Are Technology Companies Ripe for Disruption?

SUMMING UP Jim Heskett’s readers discuss the fate of tech companies that continue to stuff their products with unwanted bells and whistles. What do YOU think?

Summing Up

What’s the Downside to Disruption in High Tech?

This month’s column gave many readers an opportunity to join my rant about the need for disruption to combat the increasing inscrutability and waste of technological innovations from a user’s point of view.

Several hypotheses advanced as to why high tech industries find themselves vulnerable to disruption today reflect thoughts of those who have studied the phenomenon. Philippe Gouamba said, “It is more important for Apple to out-do Samsung (and vice-versa) than it is for them to provide us with products and innovations that we can actually use.” Paul Hamilton-Smith opined that software companies “mostly subsist from their renewal revenue stream. That stream is generated by ‘new and improved’ software versions.” And Julian Lowe commented that “I increasingly get the impression that some geek out there is trying to impress his/her peers and just confuses the customer.”

Mark Altobello offered an interesting theory: “We try to make the software so flexible to reduce the cost of future changes. But I think we therefore omit the idea of quickly getting the user what they say they need–and then fixing it when the need changes.” Kamal Gupta’s comment implied that the affluence that enables customers to spend for unused functions may have something to do with it. As he put it, “(Disruption) is already happening in small ways in India. From the $2,500 basic car, to $100 smartphones for the masses to similar other innovative technologies for rural households.” Heaven forbid, Kapil Kumar Sopory even suggested that the problem is us. “Each one (of us) has his limited priorities and remains content with the absolute minimum only. There is (a) need (for us) to explore and improve knowledge and skills regularly….”

Robert Soloman observed that the problem is not universal in that “companies that follow a lean methodology, where the initial focus is on a Minimum Viable Product (MVP) typically do not have this problem… A proper MVP only comprises the minimal set of functionality that a user will find useful–and is willing to pay (for).”

Others pointed out that the high tech community is experiencing disruption at a rapid pace. Commenting on the irony that the cloud is today’s mainframe, Mark Witczak observed, “What’s old is young again. The same is true for other technologies.
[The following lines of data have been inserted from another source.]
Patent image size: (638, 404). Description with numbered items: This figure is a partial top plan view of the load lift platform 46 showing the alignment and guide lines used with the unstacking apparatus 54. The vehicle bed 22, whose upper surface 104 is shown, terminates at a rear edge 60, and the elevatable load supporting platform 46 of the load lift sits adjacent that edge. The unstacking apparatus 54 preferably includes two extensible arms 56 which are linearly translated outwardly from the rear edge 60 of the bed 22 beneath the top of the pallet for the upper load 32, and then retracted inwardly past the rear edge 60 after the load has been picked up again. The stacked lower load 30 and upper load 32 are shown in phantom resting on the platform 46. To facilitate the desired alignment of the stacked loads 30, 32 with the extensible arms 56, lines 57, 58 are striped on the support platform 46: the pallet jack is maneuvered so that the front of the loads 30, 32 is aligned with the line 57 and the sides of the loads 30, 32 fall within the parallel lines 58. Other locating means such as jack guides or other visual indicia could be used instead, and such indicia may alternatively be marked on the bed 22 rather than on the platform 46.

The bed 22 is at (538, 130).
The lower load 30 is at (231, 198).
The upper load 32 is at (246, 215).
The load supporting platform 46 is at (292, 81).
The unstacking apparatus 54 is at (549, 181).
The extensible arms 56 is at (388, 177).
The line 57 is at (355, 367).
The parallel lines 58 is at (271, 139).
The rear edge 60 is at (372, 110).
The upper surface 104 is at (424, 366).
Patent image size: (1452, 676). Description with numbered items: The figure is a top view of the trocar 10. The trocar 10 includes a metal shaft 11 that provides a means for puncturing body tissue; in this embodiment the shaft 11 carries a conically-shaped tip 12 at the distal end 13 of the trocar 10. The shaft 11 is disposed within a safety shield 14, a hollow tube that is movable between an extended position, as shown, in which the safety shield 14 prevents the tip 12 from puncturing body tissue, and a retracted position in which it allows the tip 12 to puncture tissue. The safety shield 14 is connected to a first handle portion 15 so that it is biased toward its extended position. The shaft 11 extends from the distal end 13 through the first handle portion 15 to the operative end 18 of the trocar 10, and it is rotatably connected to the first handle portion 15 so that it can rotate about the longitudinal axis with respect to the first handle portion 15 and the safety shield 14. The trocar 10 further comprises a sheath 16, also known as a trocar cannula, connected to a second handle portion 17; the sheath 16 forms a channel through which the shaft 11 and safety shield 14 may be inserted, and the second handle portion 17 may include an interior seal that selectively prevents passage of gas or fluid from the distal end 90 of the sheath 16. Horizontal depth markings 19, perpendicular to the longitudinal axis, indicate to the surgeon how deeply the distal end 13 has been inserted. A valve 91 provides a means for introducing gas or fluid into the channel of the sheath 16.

I suggest that the infotech revolution has been going on before our eyes, just not on a wholesale level.” Doug Elliott added that “disruption is already happening (in infotech)… And more so than in manufacturing I suspect.”

Running through some of the comments was a recognition of the role that even “nice to have” versus “need to have” innovations play in the evolution of high tech products. Joe Schmid pondered a world without such innovation. “The disrupter makes sense out of the pot of problems their predecessors stirred up and targets solving the preeminent problem that emerges as the mud settles. Disruptive leverage lies in the hands of an astute follower.” Thornton Parker carried this line of thinking a bit further in commenting, “As sensible as this seems, I wonder if it (disrupting high tech) is a prescription for more commoditized products that can have little value-added and need to be produced in the countries with the lowest costs.”